Recommended Option FollowSymLinks

Hi,

Just a question here...

What is the recommended global Apache configuration WRT "Options FollowSymLinks"?

Our older 14.04 server had "Options FollowSymLinks" enabled in "/" and "/var/www/" by default, as does a newer 16.04 server.

We used the standard Virtualmin installation script.

Do you have any comments or recommendations on this issue? (no dissertation required)

One issue we have seen is that Apache throws an error if a site .htaccess file includes "Options +FollowSymLinks".

Thanks in advance,

G

Status: 
Closed (fixed)

Comments

Howdy -- thanks for contacting us!

For security reasons, we recommend using "SymlinksIfOwnerMatch" rather than "FollowSymlinks".

They both achieve a very similar thing, but SymlinksIfOwnerMatch is a more secure setting for a multi-user environment.

OK, I have a newish server with few web sites on it yet, so I edited apache2.conf and replaced FollowSymlinks with SymlinksIfOwnerMatch and Apache seems happy so far.

I also see that "FollowSymlinks" is in these two files as well:

./mods-available/alias.conf:            Options FollowSymlinks
./conf-available/apache2-doc.conf:    Options Indexes FollowSymlinks

Is it recommended I edit those as well?

apache2-doc.conf is not enabled, but alias.conf is.

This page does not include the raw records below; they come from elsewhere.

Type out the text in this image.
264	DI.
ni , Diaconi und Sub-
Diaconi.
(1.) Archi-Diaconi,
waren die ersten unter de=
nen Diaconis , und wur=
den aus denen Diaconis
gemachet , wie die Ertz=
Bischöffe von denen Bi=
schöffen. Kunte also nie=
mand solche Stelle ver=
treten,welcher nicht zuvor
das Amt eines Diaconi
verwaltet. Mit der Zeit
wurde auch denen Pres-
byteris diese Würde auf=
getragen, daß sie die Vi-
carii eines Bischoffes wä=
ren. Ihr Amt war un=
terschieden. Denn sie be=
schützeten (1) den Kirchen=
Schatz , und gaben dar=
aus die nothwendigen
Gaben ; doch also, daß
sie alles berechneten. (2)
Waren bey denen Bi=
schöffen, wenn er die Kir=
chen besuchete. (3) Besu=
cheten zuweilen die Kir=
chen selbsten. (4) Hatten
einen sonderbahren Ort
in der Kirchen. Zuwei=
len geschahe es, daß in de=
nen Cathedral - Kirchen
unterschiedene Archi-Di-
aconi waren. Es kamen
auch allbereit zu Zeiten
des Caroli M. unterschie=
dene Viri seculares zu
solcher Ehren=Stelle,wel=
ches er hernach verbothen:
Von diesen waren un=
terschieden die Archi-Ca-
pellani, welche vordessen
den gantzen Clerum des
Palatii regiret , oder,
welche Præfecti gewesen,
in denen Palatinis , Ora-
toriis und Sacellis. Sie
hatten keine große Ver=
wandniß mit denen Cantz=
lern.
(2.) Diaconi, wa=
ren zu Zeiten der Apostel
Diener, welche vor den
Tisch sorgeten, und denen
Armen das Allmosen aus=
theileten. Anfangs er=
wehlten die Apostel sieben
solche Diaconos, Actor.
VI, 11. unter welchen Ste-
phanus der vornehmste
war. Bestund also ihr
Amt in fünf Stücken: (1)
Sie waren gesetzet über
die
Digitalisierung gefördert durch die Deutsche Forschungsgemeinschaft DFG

I made the two additional edits and Apache restarts OK...

Sorry for my ignorance,

G

I wouldn't edit those entries, those shouldn't cause any trouble. The key is just to ensure "untrusted" users can't link to any file on the system from their own directories, as it could give them access to more than they should be able to see.

But there shouldn't be any problems with any of the entries you referenced above.

Joe's picture
Submitted by Joe on Mon, 11/26/2018 - 23:06 Pro Licensee

Also note those aren't actually active configuration files, unless they also appear in mods-enabled and conf-enabled. The mods-available and conf-available directories are not included in the Apache configuration...you'd have to enable them (which puts a symlink into the mods-enabled or conf-enabled directories which are included in the Apache configuration).

Joe's picture
Submitted by Joe on Mon, 11/26/2018 - 23:07 Pro Licensee

Status: Active » Fixed
Status: Fixed » Closed (fixed)

Automatically closed - issue fixed for 2 weeks with no activity.